Spacetime is a “software platform for coordinating networks of land, sea, air and space”. According to Aalyria’s site, the software is for “organizing a network of ground stations, aircraft, satellites, ships, and urban he meshes.” Spacetime “optimizes antenna link scheduling, network traffic routing, and spectrum resources to continuously evolve and respond to changing network requirements in real time,” and “combines with legacy, hybrid space, 5G NTN, and FutureG network architectures. It was designed with interoperability in mind.”

Loon had to manage a loosely coupled network of constantly moving (and crashing) balloons, and building Internet service on top of that shaky infrastructure probably required robust routing software. Bloomberg said: “The key technology behind Spacetime is an algorithm that predicts, for example, when a plane is about to lose contact with a particular satellite or ground station, and directs new signals at the plane on a beat.”

CNBC reports that Alphabet has a minority stake in the new startup, and Alphabet has transferred “nearly a decade of intellectual property, patents and physical assets, including office space, to Aalyria.” Aalyria has to survive on non-Alphabet funding, and has also raised from the founders of Accel, J2 Ventures, and Housatonic.

Aliriaz

Aalyria’s “Who we work with” is a big lineup for the US defense sector.

Alilia

The startup now appears to be focused on the U.S. military, including an $8.7 million “commercial deal” with the U.S. Defense Innovation Unit. Aalyria’s “contractor” section of his website shows the logos of the United States Space Force, the Space Combat Analysis Center, the United States Air Force, and the United States Special Operations Command. The company’s advisory board includes former Deputy Secretary of Defense Robert O. Work and former U.S. Space Force Chief Innovation and Technology Officer Kim Crider.
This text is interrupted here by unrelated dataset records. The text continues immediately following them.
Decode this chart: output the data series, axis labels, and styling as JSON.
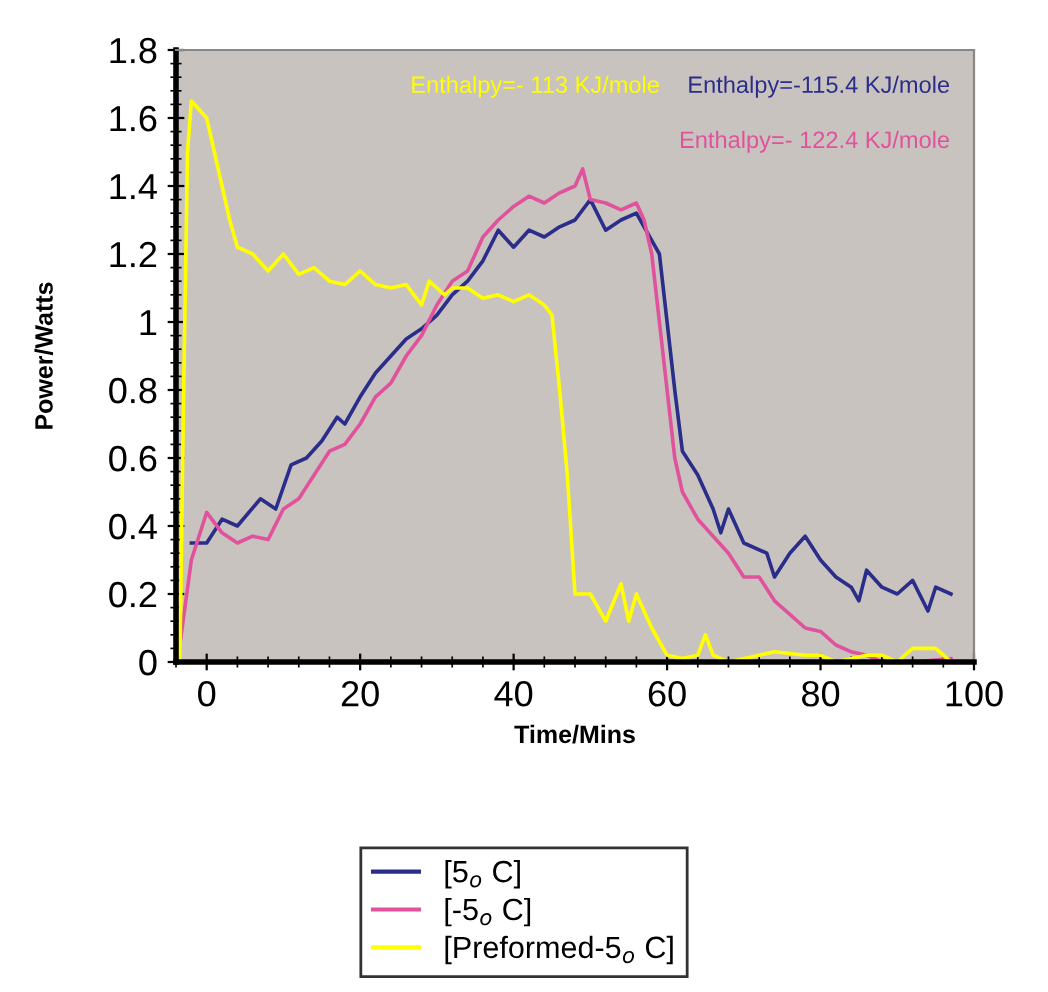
{
  "chart_data": {
    "type": "line",
    "xlabel": "Time/Mins",
    "ylabel": "Power/Watts",
    "xlim": [
      -4,
      100
    ],
    "xticks": [
      0,
      20,
      40,
      60,
      80,
      100
    ],
    "ylim": [
      0,
      1.8
    ],
    "yticks": [
      0,
      0.2,
      0.4,
      0.6,
      0.8,
      {
        "value": 1.0,
        "label": "1"
      },
      1.2,
      1.4,
      1.6,
      1.8
    ],
    "grid": false,
    "legend": "bottom",
    "marker": "none",
    "line_style": "solid",
    "annotations": [
      "Enthalpy=-115.4 KJ/mole",
      "Enthalpy=- 122.4 KJ/mole",
      "Enthalpy=- 113 KJ/mole"
    ],
    "series": [
      {
        "name": "[5$_{o}$ C]",
        "color": "#2b2d8a",
        "x": [
          -2,
          0,
          2,
          4,
          7,
          9,
          11,
          13,
          15,
          17,
          18,
          20,
          22,
          24,
          26,
          28,
          30,
          32,
          34,
          36,
          38,
          40,
          42,
          44,
          46,
          48,
          50,
          52,
          54,
          56,
          57,
          59,
          60,
          61,
          62,
          64,
          66,
          67,
          68,
          70,
          73,
          74,
          76,
          78,
          80,
          82,
          84,
          85,
          86,
          88,
          90,
          92,
          94,
          95,
          97
        ],
        "values": [
          0.35,
          0.35,
          0.42,
          0.4,
          0.48,
          0.45,
          0.58,
          0.6,
          0.65,
          0.72,
          0.7,
          0.78,
          0.85,
          0.9,
          0.95,
          0.98,
          1.02,
          1.08,
          1.12,
          1.18,
          1.27,
          1.22,
          1.27,
          1.25,
          1.28,
          1.3,
          1.36,
          1.27,
          1.3,
          1.32,
          1.28,
          1.2,
          1.0,
          0.8,
          0.62,
          0.55,
          0.45,
          0.38,
          0.45,
          0.35,
          0.32,
          0.25,
          0.32,
          0.37,
          0.3,
          0.25,
          0.22,
          0.18,
          0.27,
          0.22,
          0.2,
          0.24,
          0.15,
          0.22,
          0.2
        ]
      },
      {
        "name": "[-5$_{o}$ C]",
        "color": "#e0529c",
        "x": [
          -3.5,
          -2,
          0,
          2,
          4,
          6,
          8,
          10,
          12,
          14,
          16,
          18,
          20,
          22,
          24,
          26,
          28,
          30,
          32,
          34,
          36,
          38,
          40,
          42,
          44,
          46,
          48,
          49,
          50,
          52,
          54,
          56,
          57,
          58,
          59,
          60,
          61,
          62,
          64,
          66,
          68,
          70,
          72,
          74,
          76,
          78,
          80,
          82,
          84,
          86,
          88,
          92,
          97
        ],
        "values": [
          0.05,
          0.3,
          0.44,
          0.38,
          0.35,
          0.37,
          0.36,
          0.45,
          0.48,
          0.55,
          0.62,
          0.64,
          0.7,
          0.78,
          0.82,
          0.9,
          0.96,
          1.05,
          1.12,
          1.15,
          1.25,
          1.3,
          1.34,
          1.37,
          1.35,
          1.38,
          1.4,
          1.45,
          1.36,
          1.35,
          1.33,
          1.35,
          1.3,
          1.2,
          1.0,
          0.8,
          0.6,
          0.5,
          0.42,
          0.37,
          0.32,
          0.25,
          0.25,
          0.18,
          0.14,
          0.1,
          0.09,
          0.05,
          0.03,
          0.02,
          0.0,
          0.0,
          0.01
        ]
      },
      {
        "name": "[Preformed-5$_{o}$ C]",
        "color": "#ffff00",
        "x": [
          -3.5,
          -3,
          -2.5,
          -2,
          0,
          1,
          2,
          3,
          4,
          6,
          8,
          10,
          12,
          14,
          16,
          18,
          20,
          22,
          24,
          26,
          28,
          29,
          31,
          32,
          34,
          36,
          38,
          40,
          42,
          44,
          45,
          46,
          47,
          48,
          50,
          52,
          54,
          55,
          56,
          58,
          60,
          62,
          64,
          65,
          66,
          68,
          72,
          74,
          78,
          80,
          82,
          86,
          88,
          90,
          92,
          95,
          97
        ],
        "values": [
          0.0,
          0.8,
          1.5,
          1.65,
          1.6,
          1.5,
          1.4,
          1.3,
          1.22,
          1.2,
          1.15,
          1.2,
          1.14,
          1.16,
          1.12,
          1.11,
          1.15,
          1.11,
          1.1,
          1.11,
          1.05,
          1.12,
          1.08,
          1.1,
          1.1,
          1.07,
          1.08,
          1.06,
          1.08,
          1.05,
          1.02,
          0.8,
          0.55,
          0.2,
          0.2,
          0.12,
          0.23,
          0.12,
          0.2,
          0.1,
          0.02,
          0.01,
          0.02,
          0.08,
          0.02,
          0.0,
          0.02,
          0.03,
          0.02,
          0.02,
          0.0,
          0.02,
          0.02,
          0.0,
          0.04,
          0.04,
          0.0
        ]
      }
    ]
  }
}
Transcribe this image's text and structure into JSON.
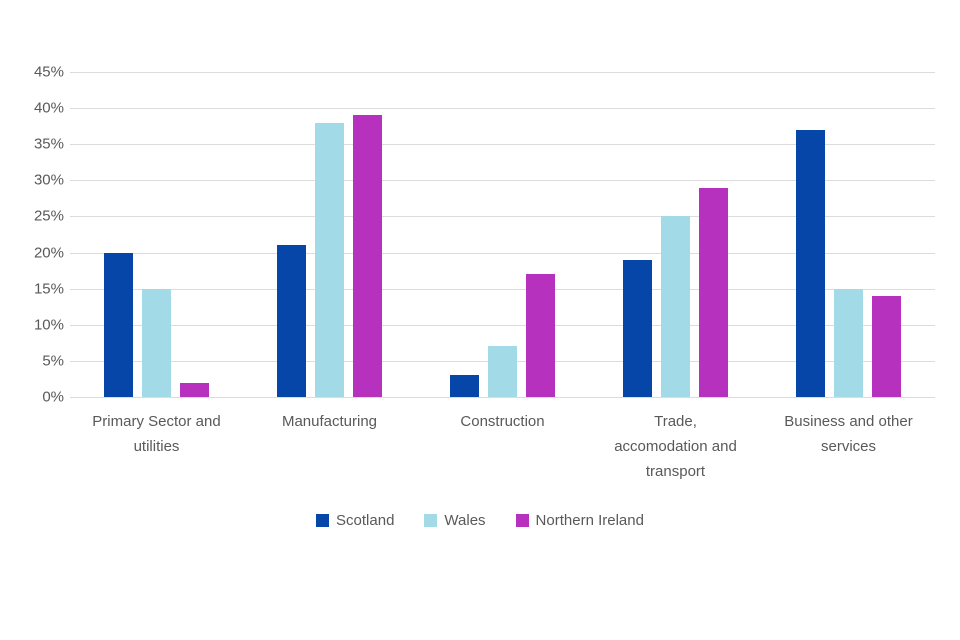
{
  "chart_data": {
    "type": "bar",
    "title": "",
    "xlabel": "",
    "ylabel": "",
    "ylim": [
      0,
      45
    ],
    "ytick_step": 5,
    "ytick_labels": [
      "45%",
      "40%",
      "35%",
      "30%",
      "25%",
      "20%",
      "15%",
      "10%",
      "5%",
      "0%"
    ],
    "grid": true,
    "legend_position": "bottom",
    "categories": [
      "Primary Sector and utilities",
      "Manufacturing",
      "Construction",
      "Trade, accomodation and transport",
      "Business and other services"
    ],
    "category_lines": [
      [
        "Primary Sector and",
        "utilities"
      ],
      [
        "Manufacturing"
      ],
      [
        "Construction"
      ],
      [
        "Trade,",
        "accomodation and",
        "transport"
      ],
      [
        "Business and other",
        "services"
      ]
    ],
    "series": [
      {
        "name": "Scotland",
        "color": "#0546a8",
        "values": [
          20,
          21,
          3,
          19,
          37
        ]
      },
      {
        "name": "Wales",
        "color": "#a2dae8",
        "values": [
          15,
          38,
          7,
          25,
          15
        ]
      },
      {
        "name": "Northern Ireland",
        "color": "#b632be",
        "values": [
          2,
          39,
          17,
          29,
          14
        ]
      }
    ],
    "colors": {
      "gridline": "#dcdcdc",
      "tick_text": "#595959",
      "category_text": "#595959",
      "legend_text": "#595959",
      "background": "#ffffff"
    }
  }
}
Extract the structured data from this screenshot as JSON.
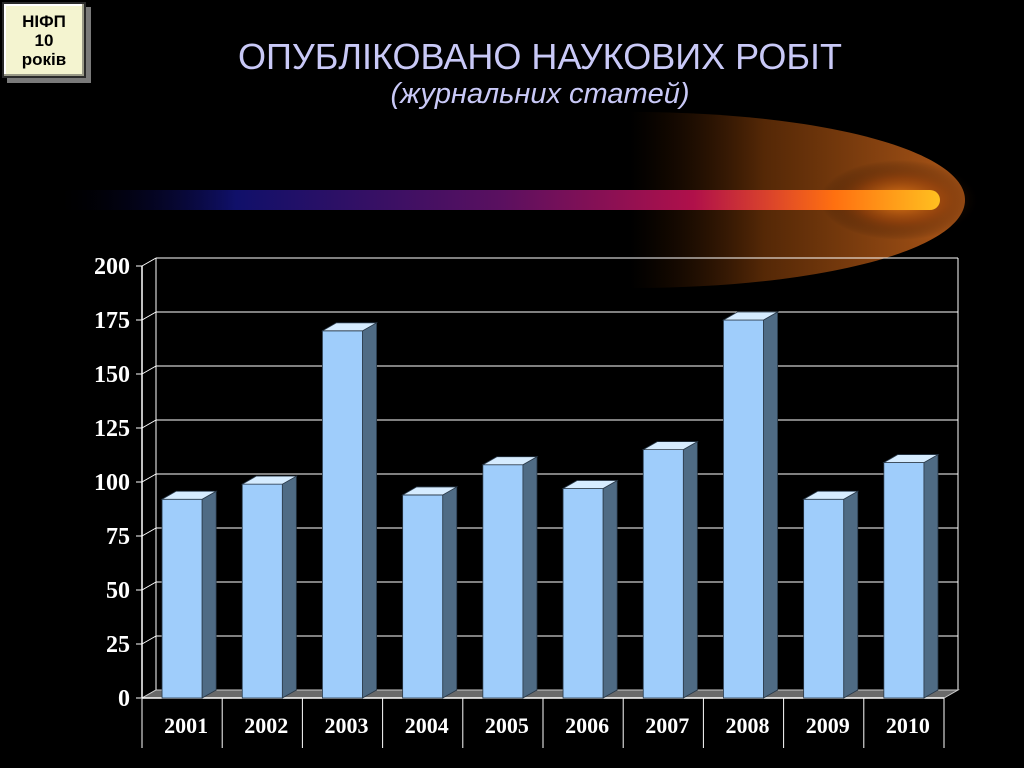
{
  "badge": {
    "line1": "НІФП",
    "line2": "10",
    "line3": "років"
  },
  "header": {
    "title": "ОПУБЛІКОВАНО НАУКОВИХ РОБІТ",
    "subtitle": "(журнальних статей)"
  },
  "colors": {
    "background": "#000000",
    "title": "#c9c9f7",
    "bar_front": "#9fcdfb",
    "bar_side": "#4f6b84",
    "bar_top": "#d6ecff",
    "grid": "#ffffff",
    "floor": "#6a6a6a"
  },
  "chart_data": {
    "type": "bar",
    "categories": [
      "2001",
      "2002",
      "2003",
      "2004",
      "2005",
      "2006",
      "2007",
      "2008",
      "2009",
      "2010"
    ],
    "values": [
      92,
      99,
      170,
      94,
      108,
      97,
      115,
      175,
      92,
      109
    ],
    "title": "ОПУБЛІКОВАНО НАУКОВИХ РОБІТ",
    "subtitle": "(журнальних статей)",
    "xlabel": "",
    "ylabel": "",
    "ylim": [
      0,
      200
    ],
    "yticks": [
      0,
      25,
      50,
      75,
      100,
      125,
      150,
      175,
      200
    ],
    "grid": true,
    "style": "3d"
  }
}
The U.S. Defense Innovation Unit issued a press release about the Aalyria contract in July, saying, “A fully networked battlespace has been a commander’s dream for decades, but is finally within reach. I was there,” he said. For now, the initial goals are “on-demand or near-real-time satellite imagery,” “tracking combat across theaters,” and “reliable broadband his internet in remote forward operating bases.”